I fell to the ground and started bawling, burying my face into his thick neck.

“Ill be back Beau. I promise. Please don’t move.” I sprinted all the way to the house and called the hospital. My grandpa answered. “Grandpa where’s my mom and dad!” I almost yelled into the phone.

“They just left. What’s wrong?” he asked panicky and I told him the whole story. I was mad when he said nothing at first. “Leanna on the very top of my closet is my Winchester and the bullets are right next to it.” What the heck is he thinking?! I thought.

“Grandpa I can’t,” I choked the words out of my mouth.

“Leanna you have to. There’s nothing you can do to help him. Go now.” Right after he said that I hung up the phone and ran to his room. The gun was right where he said it was and so were the bullets. I hurried back outside into the now pouring-down-cats-and-dogs rain all the way to the front gate. Beau’s breathing was slow and steady. His dark gentle brown eyes looked sleepy and started to get cloudy. I looked at the bullets in my right hand and the gun in the left. Beau’s eyes were closed and I thought he was already dead but he wasn’t. Bawling and praying I loaded the Winchester slowly. When it was loaded I took the safety off and looked at my friend one more time. I bent down and rubbed his black forehead behind his left ear where he liked it. He opened his eyes and looked at me right in my eyes. It hurt the way he looked at me that I cried even more. I stood and backed up a few steps and took aim at his forehead. I looked away and the thunder sounded. I fell to the ground with the punch back of the powerful Winchester. All my energy was gone and I laid not wanting to get up. I was soaking wet ant my eyes hurt from crying. Only the rain was the noise I heard. No fidgeting from Beau or his breathing nothing but the rain. Finally I looked up and crawled to Beau. His eyes were open so respecting him I closed them and cuddled next to him crying and praying.
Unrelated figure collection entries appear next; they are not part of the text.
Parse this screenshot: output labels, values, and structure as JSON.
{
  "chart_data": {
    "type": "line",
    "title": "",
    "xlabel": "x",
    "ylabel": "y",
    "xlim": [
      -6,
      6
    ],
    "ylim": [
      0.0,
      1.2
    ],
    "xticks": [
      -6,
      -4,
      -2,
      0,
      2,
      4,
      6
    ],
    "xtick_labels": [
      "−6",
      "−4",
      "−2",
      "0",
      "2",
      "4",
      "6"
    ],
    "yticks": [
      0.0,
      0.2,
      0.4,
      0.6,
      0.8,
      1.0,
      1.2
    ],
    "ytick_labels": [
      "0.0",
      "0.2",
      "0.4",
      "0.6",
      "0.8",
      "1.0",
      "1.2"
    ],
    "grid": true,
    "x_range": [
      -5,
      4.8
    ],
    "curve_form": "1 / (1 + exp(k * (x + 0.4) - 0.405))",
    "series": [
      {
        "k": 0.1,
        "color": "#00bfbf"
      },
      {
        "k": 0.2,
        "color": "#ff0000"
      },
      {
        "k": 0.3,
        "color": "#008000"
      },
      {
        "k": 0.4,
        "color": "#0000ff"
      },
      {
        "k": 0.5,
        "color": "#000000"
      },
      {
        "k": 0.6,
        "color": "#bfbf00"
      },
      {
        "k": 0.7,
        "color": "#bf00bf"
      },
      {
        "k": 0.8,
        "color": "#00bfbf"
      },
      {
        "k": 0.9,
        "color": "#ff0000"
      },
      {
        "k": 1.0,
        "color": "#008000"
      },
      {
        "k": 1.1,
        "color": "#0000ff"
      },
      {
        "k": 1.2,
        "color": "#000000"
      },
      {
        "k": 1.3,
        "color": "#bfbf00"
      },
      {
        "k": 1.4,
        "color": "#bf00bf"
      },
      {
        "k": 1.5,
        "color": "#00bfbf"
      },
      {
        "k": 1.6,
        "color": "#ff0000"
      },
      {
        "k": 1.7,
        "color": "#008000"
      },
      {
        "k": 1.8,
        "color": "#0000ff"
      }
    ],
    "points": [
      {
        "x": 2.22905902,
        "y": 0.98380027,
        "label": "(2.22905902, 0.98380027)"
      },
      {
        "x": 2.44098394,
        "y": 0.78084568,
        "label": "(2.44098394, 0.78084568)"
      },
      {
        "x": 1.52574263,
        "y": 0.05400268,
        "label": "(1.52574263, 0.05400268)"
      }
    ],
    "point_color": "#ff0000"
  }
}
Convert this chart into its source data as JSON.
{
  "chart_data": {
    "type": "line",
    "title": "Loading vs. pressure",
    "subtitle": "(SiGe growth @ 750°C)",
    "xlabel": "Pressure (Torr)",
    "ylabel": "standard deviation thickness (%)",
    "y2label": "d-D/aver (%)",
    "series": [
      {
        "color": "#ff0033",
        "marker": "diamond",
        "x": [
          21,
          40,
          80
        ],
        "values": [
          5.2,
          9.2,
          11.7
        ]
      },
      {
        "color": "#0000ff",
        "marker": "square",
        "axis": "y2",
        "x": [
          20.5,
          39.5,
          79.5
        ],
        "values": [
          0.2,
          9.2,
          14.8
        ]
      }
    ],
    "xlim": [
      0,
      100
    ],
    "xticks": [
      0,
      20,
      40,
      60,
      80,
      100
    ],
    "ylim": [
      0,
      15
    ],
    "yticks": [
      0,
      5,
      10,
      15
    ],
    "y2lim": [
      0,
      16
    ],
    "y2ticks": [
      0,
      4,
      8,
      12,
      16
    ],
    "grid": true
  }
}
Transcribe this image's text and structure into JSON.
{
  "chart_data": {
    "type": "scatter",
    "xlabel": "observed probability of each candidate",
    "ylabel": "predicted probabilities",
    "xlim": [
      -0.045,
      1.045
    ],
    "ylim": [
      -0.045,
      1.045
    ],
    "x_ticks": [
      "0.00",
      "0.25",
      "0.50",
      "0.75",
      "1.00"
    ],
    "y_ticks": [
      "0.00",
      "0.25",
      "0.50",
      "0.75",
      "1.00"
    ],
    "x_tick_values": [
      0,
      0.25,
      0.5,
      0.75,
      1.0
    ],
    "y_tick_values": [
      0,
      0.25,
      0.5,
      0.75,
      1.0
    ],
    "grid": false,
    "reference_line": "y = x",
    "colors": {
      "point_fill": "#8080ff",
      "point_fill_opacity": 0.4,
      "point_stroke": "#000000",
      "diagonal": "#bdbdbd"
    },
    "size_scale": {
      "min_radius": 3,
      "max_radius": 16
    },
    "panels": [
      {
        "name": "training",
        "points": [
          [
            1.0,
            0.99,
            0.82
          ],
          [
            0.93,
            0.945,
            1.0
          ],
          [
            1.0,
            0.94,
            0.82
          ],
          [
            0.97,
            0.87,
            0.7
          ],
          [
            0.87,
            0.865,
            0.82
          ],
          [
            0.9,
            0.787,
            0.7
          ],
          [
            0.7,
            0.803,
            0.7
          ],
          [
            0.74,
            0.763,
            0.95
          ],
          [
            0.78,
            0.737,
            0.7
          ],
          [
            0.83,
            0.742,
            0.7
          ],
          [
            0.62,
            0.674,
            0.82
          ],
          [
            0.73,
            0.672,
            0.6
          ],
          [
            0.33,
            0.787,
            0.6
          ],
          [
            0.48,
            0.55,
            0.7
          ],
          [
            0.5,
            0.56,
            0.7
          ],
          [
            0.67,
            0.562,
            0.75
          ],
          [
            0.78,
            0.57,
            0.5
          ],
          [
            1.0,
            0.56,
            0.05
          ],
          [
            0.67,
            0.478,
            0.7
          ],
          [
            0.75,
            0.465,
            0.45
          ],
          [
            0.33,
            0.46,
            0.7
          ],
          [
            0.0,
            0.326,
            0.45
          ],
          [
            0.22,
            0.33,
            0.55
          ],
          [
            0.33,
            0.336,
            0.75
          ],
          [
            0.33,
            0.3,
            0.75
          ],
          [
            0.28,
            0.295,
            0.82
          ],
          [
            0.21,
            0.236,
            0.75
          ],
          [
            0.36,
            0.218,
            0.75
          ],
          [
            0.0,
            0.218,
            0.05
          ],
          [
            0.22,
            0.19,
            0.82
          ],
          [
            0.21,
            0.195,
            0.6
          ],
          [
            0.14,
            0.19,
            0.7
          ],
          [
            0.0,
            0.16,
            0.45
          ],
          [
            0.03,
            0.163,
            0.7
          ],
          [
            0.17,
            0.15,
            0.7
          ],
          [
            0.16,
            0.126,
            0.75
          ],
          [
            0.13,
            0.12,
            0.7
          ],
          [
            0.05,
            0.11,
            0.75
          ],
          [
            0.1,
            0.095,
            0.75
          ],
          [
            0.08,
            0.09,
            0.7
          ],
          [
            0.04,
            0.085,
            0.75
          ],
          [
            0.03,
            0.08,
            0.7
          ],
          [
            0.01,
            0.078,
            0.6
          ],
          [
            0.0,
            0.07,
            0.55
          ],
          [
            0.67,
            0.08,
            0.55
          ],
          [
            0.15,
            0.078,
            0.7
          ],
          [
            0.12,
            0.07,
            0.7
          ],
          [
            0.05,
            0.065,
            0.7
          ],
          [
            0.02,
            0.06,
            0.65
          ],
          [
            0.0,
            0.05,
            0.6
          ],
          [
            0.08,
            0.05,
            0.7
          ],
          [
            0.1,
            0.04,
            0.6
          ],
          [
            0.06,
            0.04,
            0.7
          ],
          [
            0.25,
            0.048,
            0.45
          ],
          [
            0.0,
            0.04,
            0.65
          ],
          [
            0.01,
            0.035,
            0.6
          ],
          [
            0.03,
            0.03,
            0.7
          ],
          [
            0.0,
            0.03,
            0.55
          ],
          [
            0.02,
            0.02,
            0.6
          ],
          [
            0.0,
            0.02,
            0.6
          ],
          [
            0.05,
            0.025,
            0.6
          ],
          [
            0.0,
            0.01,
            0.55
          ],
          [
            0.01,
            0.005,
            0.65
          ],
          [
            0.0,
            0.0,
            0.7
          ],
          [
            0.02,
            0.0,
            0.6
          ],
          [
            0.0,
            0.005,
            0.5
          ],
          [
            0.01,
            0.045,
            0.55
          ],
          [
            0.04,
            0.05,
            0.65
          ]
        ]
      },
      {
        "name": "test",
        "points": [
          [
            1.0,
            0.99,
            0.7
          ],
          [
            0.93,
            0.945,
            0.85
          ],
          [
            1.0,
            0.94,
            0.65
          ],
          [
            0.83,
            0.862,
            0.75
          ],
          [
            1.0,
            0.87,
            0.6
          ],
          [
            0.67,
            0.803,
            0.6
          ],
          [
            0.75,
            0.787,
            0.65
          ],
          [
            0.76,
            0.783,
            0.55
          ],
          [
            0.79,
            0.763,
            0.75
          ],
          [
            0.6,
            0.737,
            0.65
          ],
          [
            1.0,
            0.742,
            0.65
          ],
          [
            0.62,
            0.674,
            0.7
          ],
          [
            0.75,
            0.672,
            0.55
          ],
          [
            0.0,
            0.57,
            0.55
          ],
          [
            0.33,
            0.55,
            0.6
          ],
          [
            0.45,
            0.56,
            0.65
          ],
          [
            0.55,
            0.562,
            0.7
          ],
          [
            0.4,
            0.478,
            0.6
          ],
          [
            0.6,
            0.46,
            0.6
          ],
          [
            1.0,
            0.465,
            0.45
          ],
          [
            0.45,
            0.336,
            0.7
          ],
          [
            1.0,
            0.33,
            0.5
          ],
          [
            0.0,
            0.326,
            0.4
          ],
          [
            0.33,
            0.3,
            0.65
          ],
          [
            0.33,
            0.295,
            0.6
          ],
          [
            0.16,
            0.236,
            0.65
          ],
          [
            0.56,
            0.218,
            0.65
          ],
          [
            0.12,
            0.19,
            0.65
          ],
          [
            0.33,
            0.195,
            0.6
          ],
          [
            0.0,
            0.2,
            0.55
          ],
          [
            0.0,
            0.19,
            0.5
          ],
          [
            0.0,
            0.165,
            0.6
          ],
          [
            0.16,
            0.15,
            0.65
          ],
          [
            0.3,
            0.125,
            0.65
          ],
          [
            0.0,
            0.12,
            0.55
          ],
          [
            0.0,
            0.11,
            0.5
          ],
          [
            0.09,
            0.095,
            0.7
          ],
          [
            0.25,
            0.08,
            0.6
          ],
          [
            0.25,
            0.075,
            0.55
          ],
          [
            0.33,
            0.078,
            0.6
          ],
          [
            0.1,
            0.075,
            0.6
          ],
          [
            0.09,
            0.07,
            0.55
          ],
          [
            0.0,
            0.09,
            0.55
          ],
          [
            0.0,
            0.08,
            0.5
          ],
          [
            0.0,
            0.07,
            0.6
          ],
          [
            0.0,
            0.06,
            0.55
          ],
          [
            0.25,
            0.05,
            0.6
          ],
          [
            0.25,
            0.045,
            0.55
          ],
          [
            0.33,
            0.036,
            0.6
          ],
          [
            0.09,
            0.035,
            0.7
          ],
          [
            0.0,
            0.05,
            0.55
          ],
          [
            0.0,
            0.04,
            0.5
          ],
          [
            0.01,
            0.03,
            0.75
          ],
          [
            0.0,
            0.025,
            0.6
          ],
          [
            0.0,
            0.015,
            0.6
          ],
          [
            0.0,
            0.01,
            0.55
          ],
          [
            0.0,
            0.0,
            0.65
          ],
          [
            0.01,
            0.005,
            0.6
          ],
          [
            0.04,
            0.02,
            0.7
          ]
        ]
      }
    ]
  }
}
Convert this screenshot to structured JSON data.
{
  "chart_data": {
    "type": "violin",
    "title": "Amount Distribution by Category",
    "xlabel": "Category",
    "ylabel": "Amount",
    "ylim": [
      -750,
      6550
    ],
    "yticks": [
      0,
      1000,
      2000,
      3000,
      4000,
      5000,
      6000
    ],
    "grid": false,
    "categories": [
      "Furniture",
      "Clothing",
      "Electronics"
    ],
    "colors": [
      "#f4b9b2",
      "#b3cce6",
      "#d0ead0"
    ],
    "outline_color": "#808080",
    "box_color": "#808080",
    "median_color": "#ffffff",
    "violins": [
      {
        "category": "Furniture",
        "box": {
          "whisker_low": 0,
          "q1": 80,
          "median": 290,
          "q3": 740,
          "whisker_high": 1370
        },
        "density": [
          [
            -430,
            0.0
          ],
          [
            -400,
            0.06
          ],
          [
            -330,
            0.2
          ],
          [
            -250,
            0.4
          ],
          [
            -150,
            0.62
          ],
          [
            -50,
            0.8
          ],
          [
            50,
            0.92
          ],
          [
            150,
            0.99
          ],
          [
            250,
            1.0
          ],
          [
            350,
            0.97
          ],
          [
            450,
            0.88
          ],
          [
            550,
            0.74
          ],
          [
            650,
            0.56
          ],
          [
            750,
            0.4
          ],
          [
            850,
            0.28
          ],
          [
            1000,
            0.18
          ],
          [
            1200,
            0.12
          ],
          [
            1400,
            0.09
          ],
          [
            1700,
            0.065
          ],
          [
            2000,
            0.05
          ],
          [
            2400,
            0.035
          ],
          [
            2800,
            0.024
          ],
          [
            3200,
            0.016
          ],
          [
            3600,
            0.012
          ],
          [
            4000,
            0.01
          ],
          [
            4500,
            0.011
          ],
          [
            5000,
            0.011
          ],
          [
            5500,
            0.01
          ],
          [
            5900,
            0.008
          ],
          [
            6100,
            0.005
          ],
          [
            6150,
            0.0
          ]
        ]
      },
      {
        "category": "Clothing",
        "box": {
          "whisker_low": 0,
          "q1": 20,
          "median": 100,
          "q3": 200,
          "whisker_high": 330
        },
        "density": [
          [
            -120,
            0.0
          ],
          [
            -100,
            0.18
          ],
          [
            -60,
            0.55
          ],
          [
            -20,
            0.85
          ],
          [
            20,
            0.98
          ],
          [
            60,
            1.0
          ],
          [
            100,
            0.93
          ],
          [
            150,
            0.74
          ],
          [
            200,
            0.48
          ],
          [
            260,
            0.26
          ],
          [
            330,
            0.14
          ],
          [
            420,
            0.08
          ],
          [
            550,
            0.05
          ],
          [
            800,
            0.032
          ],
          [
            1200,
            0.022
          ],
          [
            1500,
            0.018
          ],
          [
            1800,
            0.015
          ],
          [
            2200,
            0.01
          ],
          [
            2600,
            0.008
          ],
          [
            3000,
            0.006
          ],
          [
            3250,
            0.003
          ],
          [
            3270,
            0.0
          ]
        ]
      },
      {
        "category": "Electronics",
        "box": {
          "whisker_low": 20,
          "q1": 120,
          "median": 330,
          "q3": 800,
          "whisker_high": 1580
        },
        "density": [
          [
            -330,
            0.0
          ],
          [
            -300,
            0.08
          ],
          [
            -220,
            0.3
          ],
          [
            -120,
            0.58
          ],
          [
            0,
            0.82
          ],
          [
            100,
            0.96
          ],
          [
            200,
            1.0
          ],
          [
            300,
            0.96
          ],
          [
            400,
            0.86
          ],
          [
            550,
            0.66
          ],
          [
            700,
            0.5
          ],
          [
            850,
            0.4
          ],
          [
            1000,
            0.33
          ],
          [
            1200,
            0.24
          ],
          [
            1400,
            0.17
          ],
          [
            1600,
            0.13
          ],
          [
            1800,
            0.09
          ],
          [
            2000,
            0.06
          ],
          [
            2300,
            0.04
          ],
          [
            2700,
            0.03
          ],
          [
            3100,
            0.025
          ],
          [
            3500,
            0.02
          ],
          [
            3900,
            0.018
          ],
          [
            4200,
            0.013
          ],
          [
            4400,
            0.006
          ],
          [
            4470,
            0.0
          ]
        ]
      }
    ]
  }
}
My mom and my dad found me on the ground with Beau, soaking wet with blood on my shirt, and carried me into the house. I wanted to stay with Beau but I was too drained to fight. I wasn’t the same after that. Every time I saw a horse I thought of Beau and it hurt just thinking about it. When grandpa got home from the hospital he said nothing and I was glad, unlike my parents who kept telling me its all going to be okay, but really it wasn’t.

A few months after Beau’s death my dad and I were driving down a farm road when we saw a horse, strangely, on the side of the road.

“What the-?” My dad said. The grey horse looked as if it had not eaten in weeks. I stared at the horse, examining it. Feeling sorry for the poor thing, I rubbed its nose then gradually made my way up. When I got to behind the left ear it started to flip its upper lip up and down, just like Beau used to do it. I heard a laugh and found out that the laugh was coming from me, surprisingly. We took the gelding home and after a few months he grew fatter and fatter. Cowboy was a whole new horse in three months. He’s not fully recovered so my youngest sister Lexus rides him.

Beau will always be in my heart, and it hurts my guts when the memory comes back. I promised myself that he will be the last horse I ever shoot.